Regardless, Hollywood did not bring them the same level of success and respect they had enjoyed onstage. The Brothers could not even eat in the commissary at 20th Century Fox until an angered Darryl F. Zanuck intervened and forced the management to allow them to do so. With their career at a crossroads, the Brothers began touring in Europe during the 1950s, where they were treated with less prejudice and more respect.

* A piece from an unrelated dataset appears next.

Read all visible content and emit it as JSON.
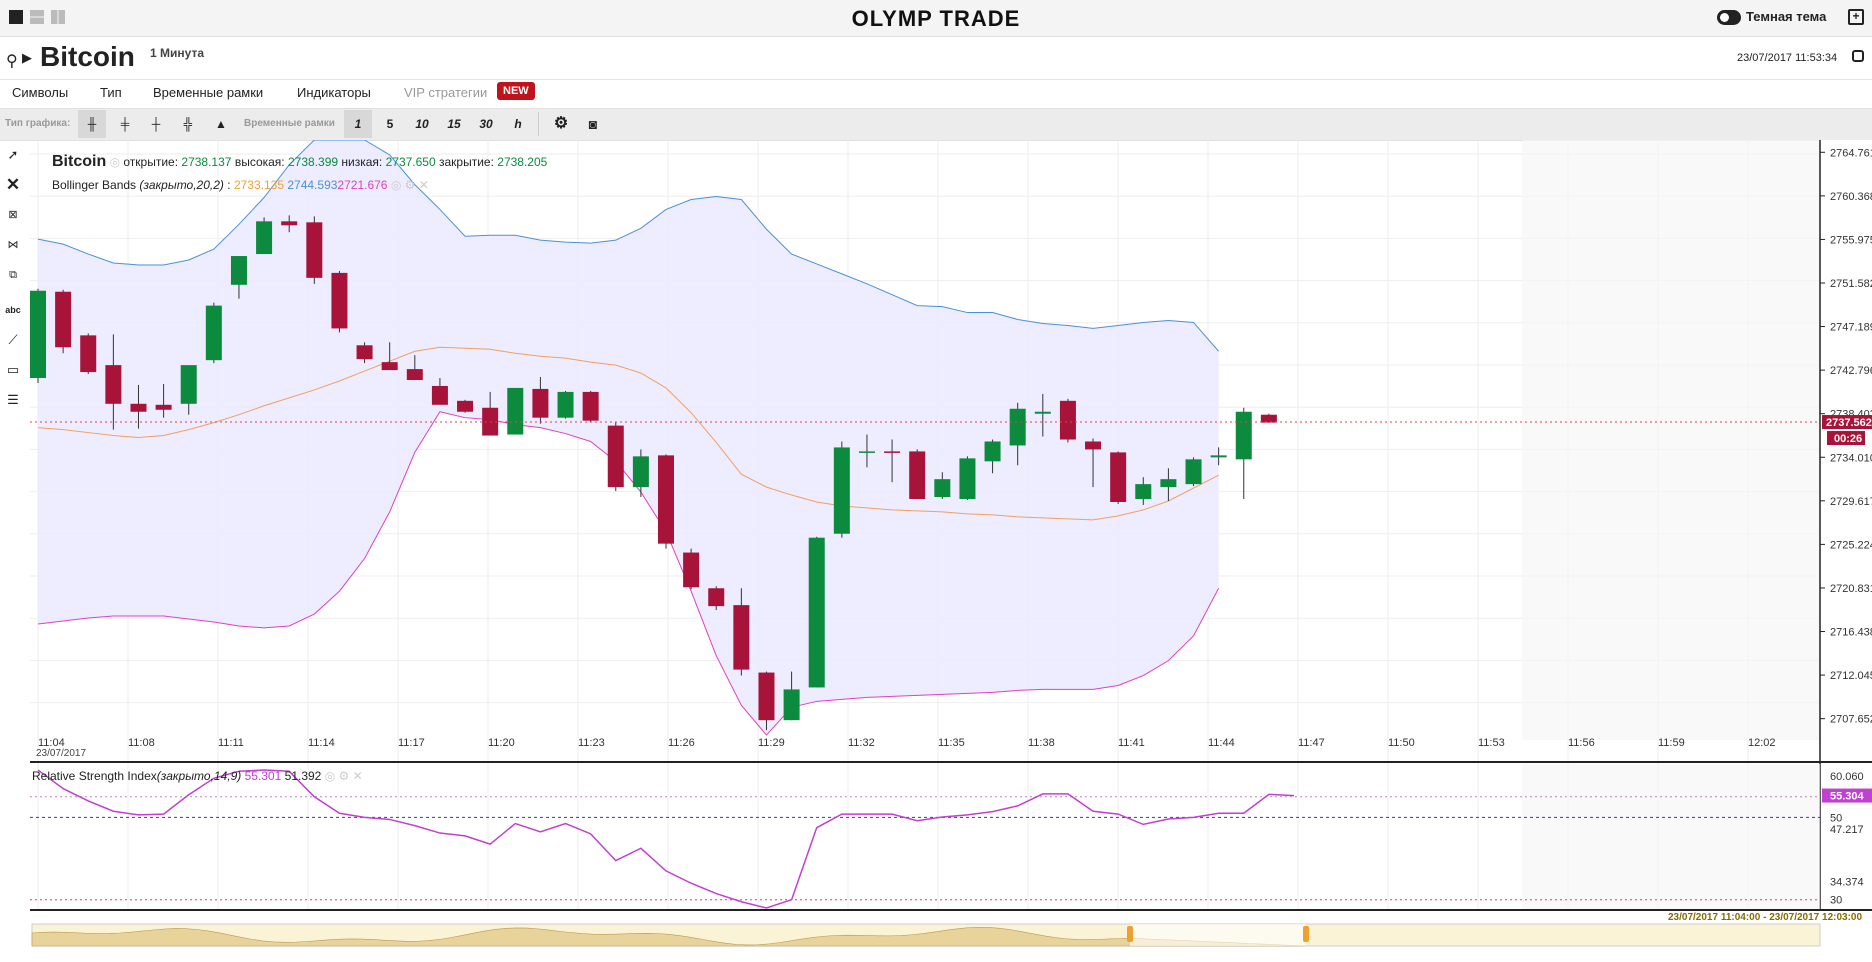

Though thousands of miles away, the Nicholas Brothers’ style of tap did not completely disappear from the big screen. However much I love the amazing “Make ‘em Laugh” number from Singin’ in the Rain in which Donald O’Connor dances a tour de force of comic pratfalls, body spins, and flips, it is perilously close to a Nicholas Brothers routine. The athleticism and gymnastic-like moves are reminiscent of the Nicholas style, but the similarities are readily apparent when O’Connor runs up the side of the walls then backflips onto his feet. That was a signature move for the Brothers, particularly Harold. Also, the song “Make ‘em Laugh” features similar lyrics and the exact melody of the Cole Porter tune “Be a Clown,” which was the number the Nicholas Brothers had performed with Gene Kelly in The Pirate. Whether it was a case of appropriation, hommage, or outright theft, the “Make ‘em Laugh”number in Singin’ in the Rain is a reminder that the contributions of black entertainers to American musical comedy were brushed aside in Hollywood. The American musical emerged from a variety of ethnic and African American influences and contributions. Vaudeville, night clubs, and Broadway had been more inclusive in showcasing ethnic acts and black performers, making those contributions more obvious and apparent, even during segregation. However, the musical genre was “whitewashed” when it finally reached Hollywood.
If Fayard Nicholas was bitter about that, he kept it to himself. When I saw him at the Chicago Humanities Festival, he exuded a warmth, friendliness, and kindness that was infectious. In his nineties, he danced on stage with the grace and fluidity that you would expect if you have seen the Nicholas Brothers in the movies. Harold had died a few years earlier, and you could tell that Fayard missed him, even though he was enjoying the companionship of his third wife, a beautiful blonde dancer half his age. I have to say I envied her.